Jul 21, 2023 | 8:00 AM

What does it mean for business to be inclusive of Indigenous worldviews?

That all begins with understanding Indigenous cultural values, and how we experience things concerning the world we live in.

What would make workplaces have intrinsic value for Indigenous people? This is important for businesses to consider for a variety of reasons, including reconciliation, recruitment, and retention.

So, how do we frame this conversation?

I think one good way is to examine Geert Hofstede’s cultural dimensions. In these dimensions, Geert compared Western worldviews with cultures across the globe, to find the unique differences to help companies navigate cultural conflict between societies. That’s kind of an ideal model for comparing Western value systems compared with Indigenous value systems on these lands.

There are six broad based dimensions to culture, according to Hofstede:

  • Power Distance
  • Individualism vs Collectivism
  • Uncertainty Avoidance
  • Masculinity vs Femininity
  • Long-term vs Short-term Orientation
  • Indulgence vs Restraint

Canadian society scores high on individualism and indulgence. It scores moderately high on masculinity and uncertainty avoidance, but scores lower on power distance and long-term orientation.

Ultimately, it shows Canada respects values about the individual person’s importance, indulging in the amenities of society, use of masculine definitions in institutions, and needs society to be compartmentalized, assured and without unknowns.

They also have higher focuses on short term gains and supporting hierarchies of power as compared with Indigenous people.

This means Canadian society, mostly based on Western worldviews, is reflected in companies, and actively promotes a Eurocentric worldview in its institutions and systems.

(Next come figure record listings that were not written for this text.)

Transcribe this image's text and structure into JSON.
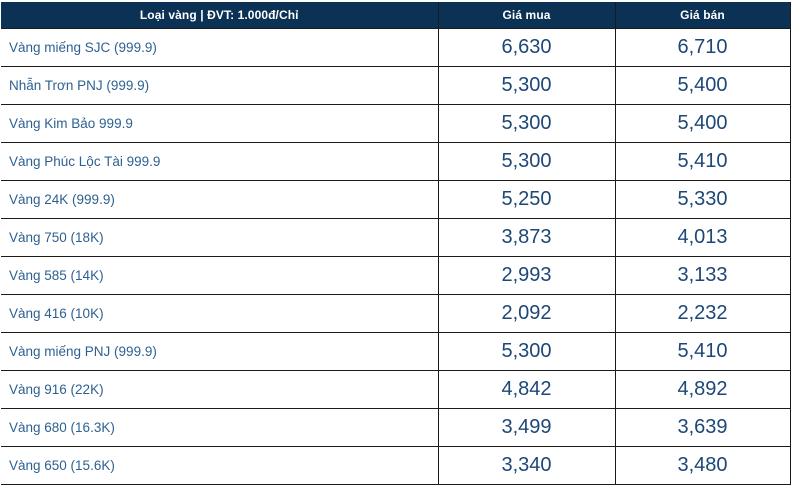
{
  "table": {
    "header": {
      "type_label": "Loại vàng | ĐVT: 1.000đ/Chỉ",
      "buy_label": "Giá mua",
      "sell_label": "Giá bán"
    },
    "rows": [
      {
        "label": "Vàng miếng SJC (999.9)",
        "buy": "6,630",
        "sell": "6,710"
      },
      {
        "label": "Nhẫn Trơn PNJ (999.9)",
        "buy": "5,300",
        "sell": "5,400"
      },
      {
        "label": "Vàng Kim Bảo 999.9",
        "buy": "5,300",
        "sell": "5,400"
      },
      {
        "label": "Vàng Phúc Lộc Tài 999.9",
        "buy": "5,300",
        "sell": "5,410"
      },
      {
        "label": "Vàng 24K (999.9)",
        "buy": "5,250",
        "sell": "5,330"
      },
      {
        "label": "Vàng 750 (18K)",
        "buy": "3,873",
        "sell": "4,013"
      },
      {
        "label": "Vàng 585 (14K)",
        "buy": "2,993",
        "sell": "3,133"
      },
      {
        "label": "Vàng 416 (10K)",
        "buy": "2,092",
        "sell": "2,232"
      },
      {
        "label": "Vàng miếng PNJ (999.9)",
        "buy": "5,300",
        "sell": "5,410"
      },
      {
        "label": "Vàng 916 (22K)",
        "buy": "4,842",
        "sell": "4,892"
      },
      {
        "label": "Vàng 680 (16.3K)",
        "buy": "3,499",
        "sell": "3,639"
      },
      {
        "label": "Vàng 650 (15.6K)",
        "buy": "3,340",
        "sell": "3,480"
      }
    ],
    "colors": {
      "header_bg": "#0b3155",
      "header_text": "#ffffff",
      "label_text": "#2e6191",
      "price_text": "#1c4777",
      "border": "#1a1a1a"
    }
  }
}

Those values become the values Indigenous people need to adopt to fit into the companies they are employed with. But is this the type of inclusion that empowers Indigenous people?

That answer is no.

That inclusion defies our identity, our worldview, and the way we value life’s experience. When we compare Indigenous worldviews on the Hofstede metric, we find Indigenous people hold values opposite to Western values, sort of their counterpart.

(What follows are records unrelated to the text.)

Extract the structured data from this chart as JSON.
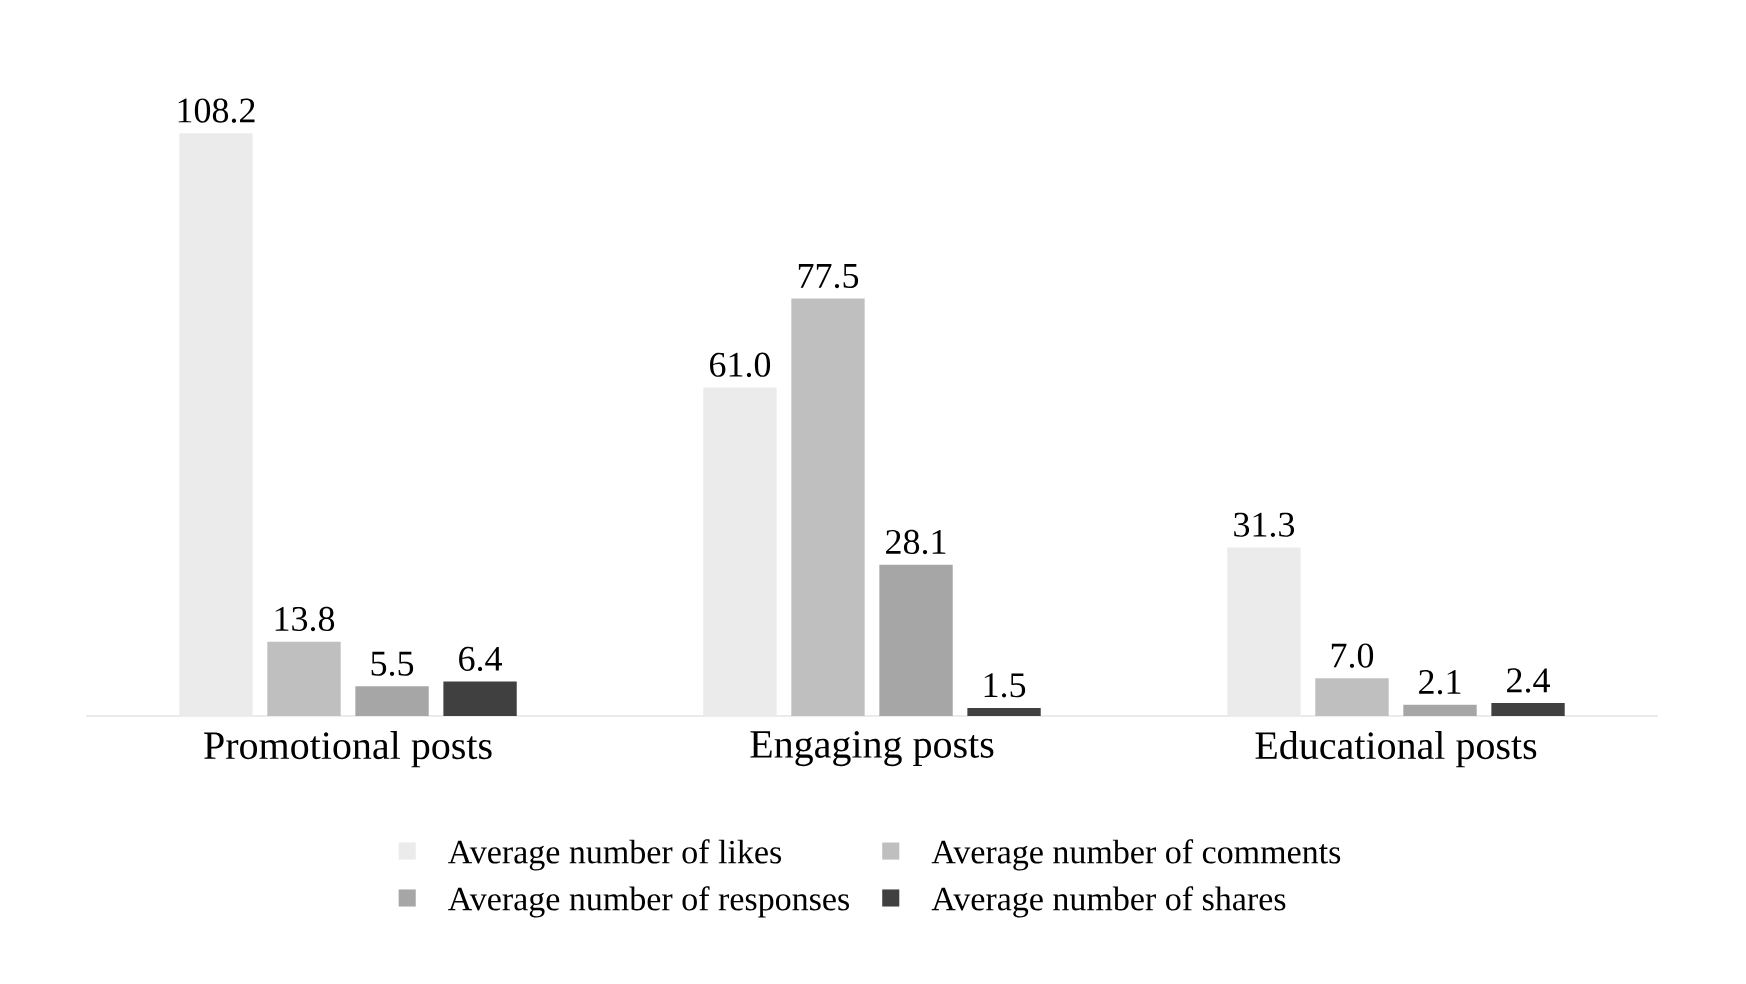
{
  "chart_data": {
    "type": "bar",
    "categories": [
      "Promotional posts",
      "Engaging posts",
      "Educational posts"
    ],
    "series": [
      {
        "name": "Average number of likes",
        "color": "#ebebeb",
        "values": [
          108.2,
          61.0,
          31.3
        ],
        "value_labels": [
          "108.2",
          "61.0",
          "31.3"
        ]
      },
      {
        "name": "Average number of comments",
        "color": "#bfbfbf",
        "values": [
          13.8,
          77.5,
          7.0
        ],
        "value_labels": [
          "13.8",
          "77.5",
          "7.0"
        ]
      },
      {
        "name": "Average number of responses",
        "color": "#a6a6a6",
        "values": [
          5.5,
          28.1,
          2.1
        ],
        "value_labels": [
          "5.5",
          "28.1",
          "2.1"
        ]
      },
      {
        "name": "Average number of shares",
        "color": "#404040",
        "values": [
          6.4,
          1.5,
          2.4
        ],
        "value_labels": [
          "6.4",
          "1.5",
          "2.4"
        ]
      }
    ],
    "legend": "bottom",
    "grid": false
  }
}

Indigenous people hold values that are supportive of the benefits of the majority of the community (collectivism), restrictive in their use of power, money and amenities, OK with levels of uncertainty in outcomes, inclusive of feminine values in their power structures and ideologies, respective of small level hierarchies with close-knit power systems, and use a long- term orientation up to seven generations.

Moreover, the use of spirituality is not driven out of any Indigenous organization, including in governance and business. What we find with inclusion is the focus is short-sighted. It doesn’t actively include Indigenous worldviews into their institutions and systems.

Indigenous people are expected to shelf their identity at the door, and then pick it back up when they leave.

Does this reproduce Indigenous identity issues?

How is that sustainable for any Indigenous person?

We need companies to move from assimilation to accommodation.

Next month I will examine the idea of incorporating Indigenous values into business systems. As it stands, business ideologies feel like an adversary to Indigenous worldviews. I am not sure that’s the case.